The board kicked off the gathering by looking at economic conditions and changes in price levels, according to minutes released Tuesday. All nine members agreed that plunging crude oil prices, among other factors, were putting downward pressure on consumer prices.
But they were not of one mind on how to respond. BOJ Gov. Haruhiko Kuroda and other advocates of expanded easing pointed out that declining prices could delay the "conversion of the deflationary mindset, which had so far been progressing steadily," the minutes report.
With interest rates already at zero, Kuroda has sought to change the deflationary mindset through large-scale quantitative easing. Their concern was that the recent lull in inflation could again put companies and households in retrenchment mode, reversing the trends of the weak yen and high stock prices.
The pro-easing camp stressed that "the scale of monetary easing should be as large as possible" in order to change people's mindsets and signal the BOJ's "unwavering determination to conquer deflation."
But four board members hailing from the private sector were unconvinced. The previous round of easing, voted for unanimously in the spring of 2013, boosted stocks and other asset prices but had only limited effects on investment and loans. From a business perspective, it was unclear just how another round would boost the economy.
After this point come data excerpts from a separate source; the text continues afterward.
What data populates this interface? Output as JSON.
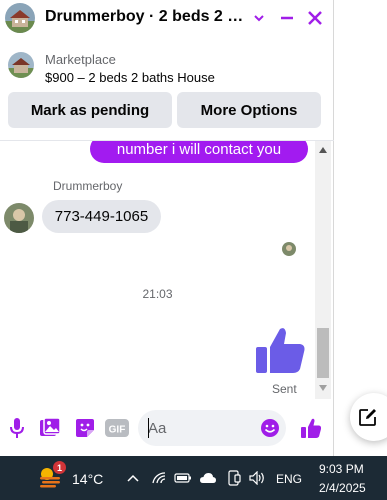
{
  "header": {
    "title": "Drummerboy · 2 beds 2 ba...",
    "icons": [
      "house-avatar",
      "chevron-down-icon",
      "minimize-icon",
      "close-icon"
    ],
    "accent_color": "#a01ee8"
  },
  "listing": {
    "source": "Marketplace",
    "title": "$900 – 2 beds 2 baths House"
  },
  "actions": {
    "mark_pending": "Mark as pending",
    "more_options": "More Options"
  },
  "messages": {
    "outgoing_text": "number i will contact you",
    "sender": "Drummerboy",
    "incoming_text": "773-449-1065",
    "timestamp": "21:03",
    "status": "Sent",
    "outgoing_color": "#a21bf0",
    "like_color": "#6b5ce7"
  },
  "composer": {
    "placeholder": "Aa",
    "icons": [
      "microphone-icon",
      "image-icon",
      "sticker-icon",
      "gif-icon",
      "emoji-icon",
      "like-icon"
    ],
    "gif_label": "GIF"
  },
  "taskbar": {
    "weather_badge": "1",
    "temperature": "14°C",
    "language": "ENG",
    "time": "9:03 PM",
    "date": "2/4/2025",
    "tray_icons": [
      "chevron-up-icon",
      "wifi-icon",
      "battery-icon",
      "cloud-icon",
      "phone-link-icon",
      "volume-icon"
    ]
  }
}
They emphasized that the negative side effects would outweigh the limited benefits. Additional easing would "considerably squeeze liquidity" in the market for Japanese government bonds, they pointed out, and could be seen as a form of deficit financing by the central bank. One member also brought up the risk a weaker yen would pose to smaller businesses.
While supporters won out, they have yet to provide a satisfactory response to the opposing camp's concerns over reflationary policy.
The minutes also reveal that government officials were not privy to the decision in advance. Representatives from the Ministry of Finance and the Cabinet Office requested a 10-minute break right before the voting, to alert ministers Taro Aso and Akira Amari to the possibility of additional easing.
The last time a BOJ policy meeting was suspended at the government's request, back in 2007, the central bank had attempted to raise interest rates over the government's objections.
This time around, the measure passed by just 5 to 4. But support for more easing will likely remain strong as long as Prime Minister Shinzo Abe stays in office.
The terms of two board members, including the anti-easing camp's Yoshihisa Morimoto, will end in June 2015. Their successors must be approved by the Diet, meaning that Abe could appoint individuals more supportive of such measures as long as the ruling bloc retains a majority in the December lower house election.